In spite of the fact that many individuals are caught in the net of inspection at our portals, it is clear that still more rigid rejection[16] is imperative. The inspectors at our various ports are doing the best they can under the circumstances, but there are at present too few of them and they are too restricted in their powers to meet the situation satisfactorily. Moreover, when at one of our ports in one year (1910), of 1,483 immigrants certified by the inspecting surgeons as unfit to land because of serious mental or physical defects, 1,370 were landed anyway, it is evident that there is a strong and reprehensible pull somewhere to evade the obvious intent of the law.
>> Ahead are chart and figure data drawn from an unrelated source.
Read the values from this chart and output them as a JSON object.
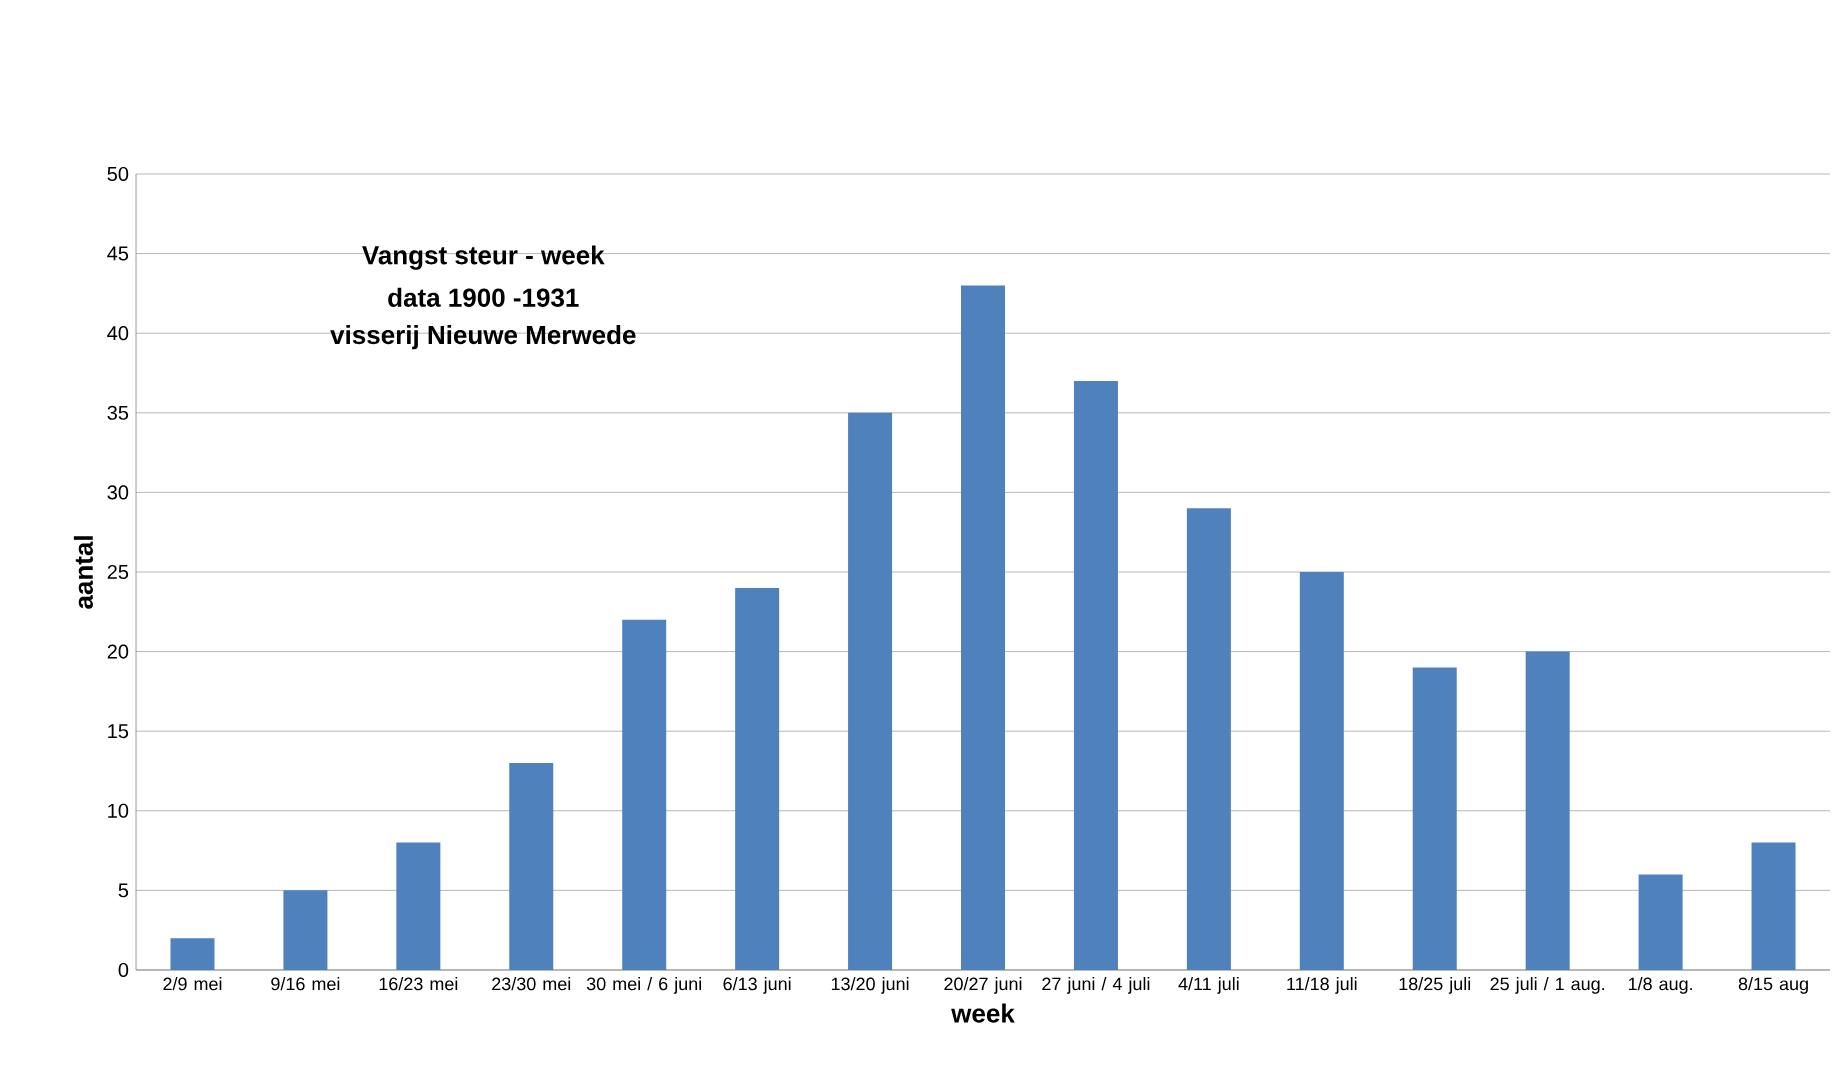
{
  "chart_data": {
    "type": "bar",
    "title": "Vangst steur - week",
    "subtitle": "data 1900 -1931",
    "annotations": [
      "visserij Nieuwe Merwede"
    ],
    "xlabel": "week",
    "ylabel": "aantal",
    "categories": [
      "2/9 mei",
      "9/16 mei",
      "16/23 mei",
      "23/30 mei",
      "30 mei / 6 juni",
      "6/13 juni",
      "13/20 juni",
      "20/27 juni",
      "27 juni / 4 juli",
      "4/11 juli",
      "11/18 juli",
      "18/25 juli",
      "25 juli / 1 aug.",
      "1/8 aug.",
      "8/15 aug"
    ],
    "values": [
      2,
      5,
      8,
      13,
      22,
      24,
      35,
      43,
      37,
      29,
      25,
      19,
      20,
      6,
      8
    ],
    "color": "#4f81bd",
    "ylim": [
      0,
      50
    ],
    "yticks": [
      0,
      5,
      10,
      15,
      20,
      25,
      30,
      35,
      40,
      45,
      50
    ],
    "grid": "y"
  }
}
It remains for us as a people to decide whether we shall continue to let the large employers of cheap labor, the railroad and steamship agents and brokers, who care nothing about the innate fitness of the immigrants they bring, determine the character of our future population, or whether we shall insist on a proper regulation of this flood so that we may receive only an honest, intelligent, industrious and healthy stock. To continue to absorb these aliens with as little selection as we now do is nothing short of criminal carelessness. Let us not be deceived by the promptings of a misguided sentiment, “The voice is Jacob’s voice, but the hands are the hands of Esau.” The voice is Jacob’s voice, nor should this voice of the easily persuaded, the sentimentalist, the interested organization to which the relatives of the defective alien belong, or any other pressure move us from our obvious duty of refusing to fasten upon this country an incubus of degeneracy for which we as a nation are in no way responsible.